Jennifer Freyd introduced the terms “betrayal trauma” and “betrayal trauma theory” in 1991 at a presentation at Langley Porter Psychiatric Institute in San Francisco, California. (Freyd, J.J. Memory repression, dissociative states, and other cognitive control processes involved in adult sequelae of childhood trauma. Invited paper given at the Second Annual Conference on A Psychodynamics – Cognitive Science Interface, Langley Porter Psychiatric Institute, University of California, San Francisco, August 21-22, 1991). “In cases where a victim is dependent on a caregiver, survival may require that she/he remain unaware of the betrayal. In the case of childhood sexual abuse, a child who is aware that her/his parent is being abusive may withdraw from the relationship (e.g., emotionally or in terms of proximity). For a child who depends on a caregiver for basic survival, withdrawing may actually be at odds with ultimate survival goals, particularly when the caregiver responds to withdrawal by further reducing caregiving or increasing violence.
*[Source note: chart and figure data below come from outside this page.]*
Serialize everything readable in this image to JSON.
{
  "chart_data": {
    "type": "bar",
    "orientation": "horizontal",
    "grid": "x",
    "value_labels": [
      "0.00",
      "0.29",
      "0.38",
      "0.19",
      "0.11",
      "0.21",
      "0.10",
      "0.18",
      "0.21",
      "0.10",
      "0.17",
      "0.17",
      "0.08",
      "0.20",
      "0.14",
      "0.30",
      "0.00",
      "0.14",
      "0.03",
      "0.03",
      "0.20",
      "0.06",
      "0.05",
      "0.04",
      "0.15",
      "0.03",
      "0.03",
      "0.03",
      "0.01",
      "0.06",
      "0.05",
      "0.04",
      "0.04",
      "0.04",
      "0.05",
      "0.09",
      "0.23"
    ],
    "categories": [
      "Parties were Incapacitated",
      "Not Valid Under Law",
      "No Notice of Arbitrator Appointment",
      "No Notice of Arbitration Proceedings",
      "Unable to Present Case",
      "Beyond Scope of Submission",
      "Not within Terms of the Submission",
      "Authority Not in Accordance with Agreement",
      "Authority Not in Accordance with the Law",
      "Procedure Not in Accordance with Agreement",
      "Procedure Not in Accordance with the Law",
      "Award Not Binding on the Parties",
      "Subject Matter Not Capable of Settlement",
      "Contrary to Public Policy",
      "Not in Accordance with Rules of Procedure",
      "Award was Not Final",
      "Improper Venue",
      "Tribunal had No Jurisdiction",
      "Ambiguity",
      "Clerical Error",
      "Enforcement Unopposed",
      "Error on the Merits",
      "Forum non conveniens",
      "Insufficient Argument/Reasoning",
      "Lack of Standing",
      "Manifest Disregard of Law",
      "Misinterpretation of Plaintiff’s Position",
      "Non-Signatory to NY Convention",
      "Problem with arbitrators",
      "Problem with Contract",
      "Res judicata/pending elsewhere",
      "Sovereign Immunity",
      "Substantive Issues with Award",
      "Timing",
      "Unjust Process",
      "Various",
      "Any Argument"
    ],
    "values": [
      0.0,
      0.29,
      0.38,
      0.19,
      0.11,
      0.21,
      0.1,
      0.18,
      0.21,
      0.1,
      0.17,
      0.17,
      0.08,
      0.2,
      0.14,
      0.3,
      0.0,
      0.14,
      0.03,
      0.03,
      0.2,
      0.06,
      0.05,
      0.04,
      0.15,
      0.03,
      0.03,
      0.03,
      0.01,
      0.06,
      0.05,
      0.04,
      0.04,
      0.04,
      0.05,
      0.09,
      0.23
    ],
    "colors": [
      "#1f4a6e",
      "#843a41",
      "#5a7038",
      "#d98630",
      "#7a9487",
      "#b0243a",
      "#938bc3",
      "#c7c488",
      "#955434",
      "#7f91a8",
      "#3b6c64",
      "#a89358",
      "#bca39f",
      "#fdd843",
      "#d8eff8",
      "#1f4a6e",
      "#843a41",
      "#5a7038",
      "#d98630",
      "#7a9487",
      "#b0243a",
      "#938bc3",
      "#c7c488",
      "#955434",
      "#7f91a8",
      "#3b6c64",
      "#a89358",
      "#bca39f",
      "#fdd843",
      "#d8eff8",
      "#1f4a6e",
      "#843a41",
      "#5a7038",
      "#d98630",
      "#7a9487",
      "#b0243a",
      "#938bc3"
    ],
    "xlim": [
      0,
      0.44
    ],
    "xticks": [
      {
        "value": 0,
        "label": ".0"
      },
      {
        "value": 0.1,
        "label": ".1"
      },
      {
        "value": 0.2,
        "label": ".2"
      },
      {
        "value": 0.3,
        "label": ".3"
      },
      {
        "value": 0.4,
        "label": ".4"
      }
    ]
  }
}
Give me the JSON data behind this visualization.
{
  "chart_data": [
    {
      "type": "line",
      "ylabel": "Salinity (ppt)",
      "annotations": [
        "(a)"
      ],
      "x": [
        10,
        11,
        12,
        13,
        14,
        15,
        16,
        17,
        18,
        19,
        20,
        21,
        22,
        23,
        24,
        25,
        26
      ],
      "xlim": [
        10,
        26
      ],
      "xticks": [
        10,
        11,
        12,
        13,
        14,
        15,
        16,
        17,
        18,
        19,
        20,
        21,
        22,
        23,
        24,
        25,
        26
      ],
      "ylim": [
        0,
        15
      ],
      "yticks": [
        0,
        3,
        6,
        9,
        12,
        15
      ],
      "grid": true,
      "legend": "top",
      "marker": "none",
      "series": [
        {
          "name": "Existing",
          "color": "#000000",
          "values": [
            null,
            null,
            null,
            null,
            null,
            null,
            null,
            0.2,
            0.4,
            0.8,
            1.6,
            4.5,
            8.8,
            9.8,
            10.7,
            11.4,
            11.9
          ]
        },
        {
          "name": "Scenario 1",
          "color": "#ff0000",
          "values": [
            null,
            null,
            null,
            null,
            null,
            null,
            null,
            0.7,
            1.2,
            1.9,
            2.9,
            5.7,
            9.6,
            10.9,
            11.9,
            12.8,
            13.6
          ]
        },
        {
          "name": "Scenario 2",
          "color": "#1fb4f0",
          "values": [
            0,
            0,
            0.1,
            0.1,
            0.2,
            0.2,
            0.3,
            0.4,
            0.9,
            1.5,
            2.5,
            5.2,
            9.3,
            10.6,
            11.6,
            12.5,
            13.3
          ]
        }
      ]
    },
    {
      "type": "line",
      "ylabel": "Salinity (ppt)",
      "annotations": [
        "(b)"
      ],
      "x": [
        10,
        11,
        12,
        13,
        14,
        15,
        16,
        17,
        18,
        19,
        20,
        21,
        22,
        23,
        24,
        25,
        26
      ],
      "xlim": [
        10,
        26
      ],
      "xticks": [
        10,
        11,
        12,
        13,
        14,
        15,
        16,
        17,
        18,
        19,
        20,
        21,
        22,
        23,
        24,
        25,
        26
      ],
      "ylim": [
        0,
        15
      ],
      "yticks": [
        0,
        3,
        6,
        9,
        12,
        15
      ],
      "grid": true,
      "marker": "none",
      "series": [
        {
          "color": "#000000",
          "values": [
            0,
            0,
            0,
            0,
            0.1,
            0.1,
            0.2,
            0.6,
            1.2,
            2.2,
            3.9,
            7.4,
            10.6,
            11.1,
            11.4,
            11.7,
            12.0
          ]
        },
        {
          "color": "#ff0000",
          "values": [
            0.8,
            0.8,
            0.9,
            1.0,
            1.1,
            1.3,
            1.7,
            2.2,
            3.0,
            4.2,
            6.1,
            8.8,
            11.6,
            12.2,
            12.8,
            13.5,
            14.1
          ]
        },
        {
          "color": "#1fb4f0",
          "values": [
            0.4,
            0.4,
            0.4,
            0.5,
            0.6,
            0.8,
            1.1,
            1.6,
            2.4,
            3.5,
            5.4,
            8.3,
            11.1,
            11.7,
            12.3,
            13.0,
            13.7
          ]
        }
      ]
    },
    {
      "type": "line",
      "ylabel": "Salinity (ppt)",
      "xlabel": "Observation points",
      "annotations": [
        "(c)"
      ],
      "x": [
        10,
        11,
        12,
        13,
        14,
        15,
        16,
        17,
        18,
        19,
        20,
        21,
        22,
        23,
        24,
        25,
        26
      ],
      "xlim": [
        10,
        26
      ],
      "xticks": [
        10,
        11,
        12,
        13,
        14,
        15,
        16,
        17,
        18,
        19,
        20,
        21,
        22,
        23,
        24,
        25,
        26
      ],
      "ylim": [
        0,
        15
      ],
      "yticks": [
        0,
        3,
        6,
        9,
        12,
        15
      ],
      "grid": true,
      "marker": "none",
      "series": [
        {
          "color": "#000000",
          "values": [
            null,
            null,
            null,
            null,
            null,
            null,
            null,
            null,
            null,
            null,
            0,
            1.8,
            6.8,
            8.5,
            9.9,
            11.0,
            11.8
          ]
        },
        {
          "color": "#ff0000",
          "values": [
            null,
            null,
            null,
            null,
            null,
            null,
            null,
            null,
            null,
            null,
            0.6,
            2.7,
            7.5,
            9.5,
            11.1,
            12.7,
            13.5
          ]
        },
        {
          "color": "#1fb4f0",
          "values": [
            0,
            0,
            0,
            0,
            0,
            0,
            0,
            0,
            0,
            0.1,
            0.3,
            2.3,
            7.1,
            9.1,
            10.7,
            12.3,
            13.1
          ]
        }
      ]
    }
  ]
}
In such cases, the child’s survival would be better ensured by being blind to the betrayal and isolating the knowledge of the event, thus remaining engaged with the caregiver.”
Betrayal trauma is essentially a survival mechanism. This was an epiphany, It explained my memory lapses and the vague unease and discomfort I always felt about my parents. My entire childhood is a haze. I was unaware of betrayal trauma theory when I wrote Back Story . I read it now and weep. 
Betrayal is key, it is the magic word that explains everything. I now see I have been both resilient after betrayal and deeply scarred by it. Betrayal has both opened my eyes to the world, and shut me down. Betrayal has both rendered me vengeful and gifted me with forgiveness.  Which emotion will win out? 
Where would I be without having experienced, and often initiating, betrayal? That is a thought both frightening and seductive.